Beim Nachwuchs soll nicht nur kurzfristiges Interesse für die Pflegeberufe geweckt werden. Es geht vielmehr darum, sie über die Dauer der Ausbildung sowie danach im Beruf zu halten. Dafür müsse die Ausbildung jedoch durch eine moderne Ausstattung für junge Menschen attraktiver gemacht werden. „Dazu gehören zum Beispiel Tablets und W-Lan, damit junge Leute auch digital arbeiten können“, sagt Sabine Mansmann, Leiterin des SGN. Wie hoch der Bedarf an qualifiziertem Pflegepersonal in Krankenhäusern und Senioreneinrichtungen ist, sei nicht zuletzt durch die Corona-Pandemie ins öffentliche Bewusstsein gerückt.

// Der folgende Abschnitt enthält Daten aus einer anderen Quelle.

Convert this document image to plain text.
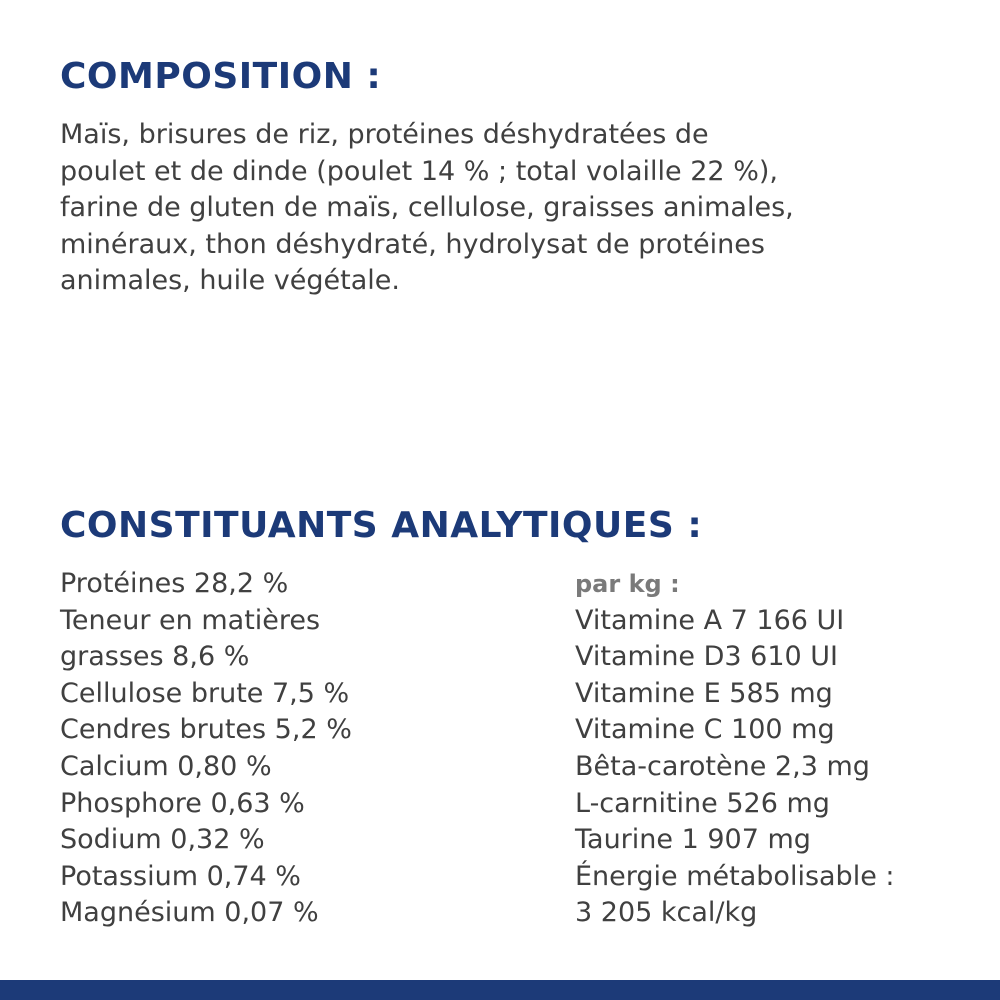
COMPOSITION :

Maïs, brisures de riz, protéines déshydratées de
poulet et de dinde (poulet 14 % ; total volaille 22 %),
farine de gluten de maïs, cellulose, graisses animales,
minéraux, thon déshydraté, hydrolysat de protéines
animales, huile végétale.

CONSTITUANTS ANALYTIQUES :
Protéines 28,2 %
Teneur en matières
grasses 8,6 %
Cellulose brute 7,5 %
Cendres brutes 5,2 %
Calcium 0,80 %
Phosphore 0,63 %
Sodium 0,32 %
Potassium 0,74 %
Magnésium 0,07 %
par kg :
Vitamine A 7 166 UI
Vitamine D3 610 UI
Vitamine E 585 mg
Vitamine C 100 mg
Bêta-carotène 2,3 mg
L-carnitine 526 mg
Taurine 1 907 mg
Énergie métabolisable :
3 205 kcal/kg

Über die vergangenen Jahrzehnte sei die medizinische und die Ausbildungskompetenz der Städtischen Kliniken kontinuierlich gewachsen, so der Ärztliche Direktor Dr. Harald Lehnen: „Wir sind schon lange Akademisches Lehrkrankenhaus. Früher für die Uni Aachen. Seit ein paar Jahren nun schon für die Heinrich-Heine-Universität in Düsseldorf.“
Auch auf anderem Gebiet wächst die medizinische und pflegerische Kompetenz des „Eli“. Der Bedarf an akademisch geschulten Hebammen habe dabei über die Jahre zugenommen, so Lehnen: „Nehmen Sie nur die Städtischen Kliniken: wir hatten im vergangenen Jahr 3.193 Geburten mit etwa 3.300 Kindern. Damit gehören wir unter den bundesweit 642 Geburtskliniken zu den TOP 20.“ Dabei habe die Zahl der Zwillingsgeburten erneut zugenommen: „Sie verlangen stets ein besonderes Augenmerk, ebenso wie die Früh- und Risikogeburten. Wir können das leisten, weil wir bereits seit vielen Jahren ein vom Gesetzgeber anerkanntes Perinatalzentrum Level 1 sind.“
Um dieser Entwicklung Rechnung zu tragen, hat der Ärztliche Direktor in Zusammenarbeit mit dem damaligen Präsidenten der Hochschule Niederrhein, Prof. Dr. Hans-Hennig von Grünberg, den dualen Bachelor Studiengang Angewandte Hebammenwissenschaft vor gut zwei Jahren initial auf den Weg gebracht: „Ab dem kommenden Wintersemester geht es los.“ Der theoretische Teil werde in Krefeld vermittelt, die Praxis an den Städtischen Kliniken: „Für eine Übergangszeit auch an Hebammenschulen in Wuppertal und Duisburg, sowie auch an einigen wenigen kleineren Häusern.“ Dort vor allem, um auch die Thematik der ambulanten Geburt aufzugreifen: „In anderen Ländern ist die akademische Ausbildung für Hebammen seit vielen Jahren selbstverständlich. Um Frauen bei der Geburt optimal unterstützen zu können, sind zwei Felder gleich wichtig: das theoretische Wissen und die Erfahrung der Praxis. Beides verknüpft der neue Studiengang optimal und hinzu kommen bald auch noch die Möglichkeiten des Simulationszentrums“, so Dr. Harald Lehnen.